Japanese Foreign Minister Toshimitsu Motegi earlier unveiled the 2020 Diplomatic Bluebook that assigns "the Northern Territories" to Japan

TOKYO, May 22. /TASS/. Tokyo’s position on the southern Kuril Islands and the peace treaty issue has not changed, Japanese Foreign Minister Toshimitsu Motegi said at a press conference on Friday.

Motegi earlier unveiled the 2020 Diplomatic Bluebook, which is scheduled to be published in the fall. The report says that "the Northern Territories [which is what the southern Kuril Islands are called in Japan — TASS] include the islands under Japan’s sovereignty."

"Our position on the Northern Territories and peace treaty talks has not changed," Motegi told reporters.

"Japan’s basic position is that we intend to continue talks in order to resolve the territorial dispute and sign a peace treaty. We have several times discussed the issue with Russian [Foreign] Minister Lavrov. Our approaches do differ but we both are guided by an agreement made by our leaders, which points to the need to hold talks based on the 1956 Joint Declaration," the Japanese top diplomat emphasized.

Russian Foreign Ministry Spokeswoman Maria Zakharova said on May 21 that Japan’s move to include its sovereignty claims on the southern Kuril Islands in the report ran counter to the goal of improving relations with Russia, set by the Japanese authorities.

Peace treaty issue

Since the mid-20th century, Russia and Japan have been holding consultations in order to clinch a peace treaty as a follow-up to World War II. The Kuril Islands issue remains the sticking point since after WWII the islands were handed over to the Soviet Union while Japan laid claims to the four southern islands.

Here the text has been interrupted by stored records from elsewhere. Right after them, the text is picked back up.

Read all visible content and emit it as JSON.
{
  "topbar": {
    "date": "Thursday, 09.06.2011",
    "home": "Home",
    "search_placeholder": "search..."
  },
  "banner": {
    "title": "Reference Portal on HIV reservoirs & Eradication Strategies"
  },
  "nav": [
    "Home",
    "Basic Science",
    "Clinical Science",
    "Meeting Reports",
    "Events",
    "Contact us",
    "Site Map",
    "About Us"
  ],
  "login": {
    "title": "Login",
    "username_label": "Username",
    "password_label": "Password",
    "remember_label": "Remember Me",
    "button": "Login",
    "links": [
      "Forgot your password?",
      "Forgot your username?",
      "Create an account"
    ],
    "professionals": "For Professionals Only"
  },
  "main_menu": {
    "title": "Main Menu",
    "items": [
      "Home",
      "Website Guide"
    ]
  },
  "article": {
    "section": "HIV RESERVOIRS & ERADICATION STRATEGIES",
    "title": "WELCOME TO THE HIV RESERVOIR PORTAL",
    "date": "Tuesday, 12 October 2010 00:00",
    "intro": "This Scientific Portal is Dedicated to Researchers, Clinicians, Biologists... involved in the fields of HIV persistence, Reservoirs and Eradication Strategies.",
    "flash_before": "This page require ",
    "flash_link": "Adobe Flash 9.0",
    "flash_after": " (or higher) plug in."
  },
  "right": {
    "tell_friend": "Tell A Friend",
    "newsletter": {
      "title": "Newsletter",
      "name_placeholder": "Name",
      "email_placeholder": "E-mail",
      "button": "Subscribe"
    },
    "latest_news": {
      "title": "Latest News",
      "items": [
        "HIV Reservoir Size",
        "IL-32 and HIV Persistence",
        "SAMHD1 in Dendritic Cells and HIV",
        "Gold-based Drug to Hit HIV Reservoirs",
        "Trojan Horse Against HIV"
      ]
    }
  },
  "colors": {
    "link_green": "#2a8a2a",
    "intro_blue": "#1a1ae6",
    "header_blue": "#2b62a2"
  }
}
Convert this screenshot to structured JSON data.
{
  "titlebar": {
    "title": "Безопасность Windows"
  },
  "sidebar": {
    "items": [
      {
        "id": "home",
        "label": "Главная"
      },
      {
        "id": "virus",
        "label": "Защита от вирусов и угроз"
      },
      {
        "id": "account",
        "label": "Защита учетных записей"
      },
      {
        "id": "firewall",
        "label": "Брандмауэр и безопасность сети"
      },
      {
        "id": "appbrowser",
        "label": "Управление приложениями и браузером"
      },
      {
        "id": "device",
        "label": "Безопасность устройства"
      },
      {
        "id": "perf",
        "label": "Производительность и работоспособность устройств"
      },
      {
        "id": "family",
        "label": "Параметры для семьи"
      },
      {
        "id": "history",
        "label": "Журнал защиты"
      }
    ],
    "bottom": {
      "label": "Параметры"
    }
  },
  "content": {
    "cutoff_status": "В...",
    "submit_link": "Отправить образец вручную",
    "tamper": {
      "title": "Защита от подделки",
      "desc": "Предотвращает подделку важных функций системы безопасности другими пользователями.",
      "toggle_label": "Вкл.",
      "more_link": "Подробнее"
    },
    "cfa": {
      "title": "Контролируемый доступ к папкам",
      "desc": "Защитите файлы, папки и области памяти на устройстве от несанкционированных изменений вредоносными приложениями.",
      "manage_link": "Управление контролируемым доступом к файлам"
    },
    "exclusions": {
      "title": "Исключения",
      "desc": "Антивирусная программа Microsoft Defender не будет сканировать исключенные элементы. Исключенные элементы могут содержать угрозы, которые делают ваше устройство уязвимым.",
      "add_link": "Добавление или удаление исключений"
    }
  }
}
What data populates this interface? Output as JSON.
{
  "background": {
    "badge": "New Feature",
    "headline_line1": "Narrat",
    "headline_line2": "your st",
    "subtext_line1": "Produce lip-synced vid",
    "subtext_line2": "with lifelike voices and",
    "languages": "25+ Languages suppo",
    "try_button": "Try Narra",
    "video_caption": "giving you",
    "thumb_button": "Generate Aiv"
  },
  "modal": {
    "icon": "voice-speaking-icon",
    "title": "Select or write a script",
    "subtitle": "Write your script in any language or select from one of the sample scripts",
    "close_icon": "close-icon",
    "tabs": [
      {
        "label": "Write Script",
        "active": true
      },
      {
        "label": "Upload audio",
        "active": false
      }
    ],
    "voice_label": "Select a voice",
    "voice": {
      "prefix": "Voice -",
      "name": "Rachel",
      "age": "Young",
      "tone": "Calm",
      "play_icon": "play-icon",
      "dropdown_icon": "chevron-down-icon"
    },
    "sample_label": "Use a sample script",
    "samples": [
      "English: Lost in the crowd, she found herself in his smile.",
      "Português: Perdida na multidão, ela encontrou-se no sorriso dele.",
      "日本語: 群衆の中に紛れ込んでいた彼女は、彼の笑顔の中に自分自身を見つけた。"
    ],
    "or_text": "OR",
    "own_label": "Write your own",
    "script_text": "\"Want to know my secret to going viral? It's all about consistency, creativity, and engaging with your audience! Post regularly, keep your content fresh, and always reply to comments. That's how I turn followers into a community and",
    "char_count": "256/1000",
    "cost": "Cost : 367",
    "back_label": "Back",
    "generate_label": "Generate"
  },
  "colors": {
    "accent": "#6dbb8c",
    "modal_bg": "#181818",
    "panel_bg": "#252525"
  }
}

In 1956, the two countries signed a joint declaration on ending the state of war and restoring diplomatic and all other relations, however, a peace treaty has still not been reached. Moscow has stated many times that Russia’s sovereignty over the islands cannot be called into question.

In November 2018, Russian President Vladimir Putin and Japanese Prime Minister Shinzo Abe agreed that the two countries would speed up peace treaty talks based on the 1956 Joint Declaration.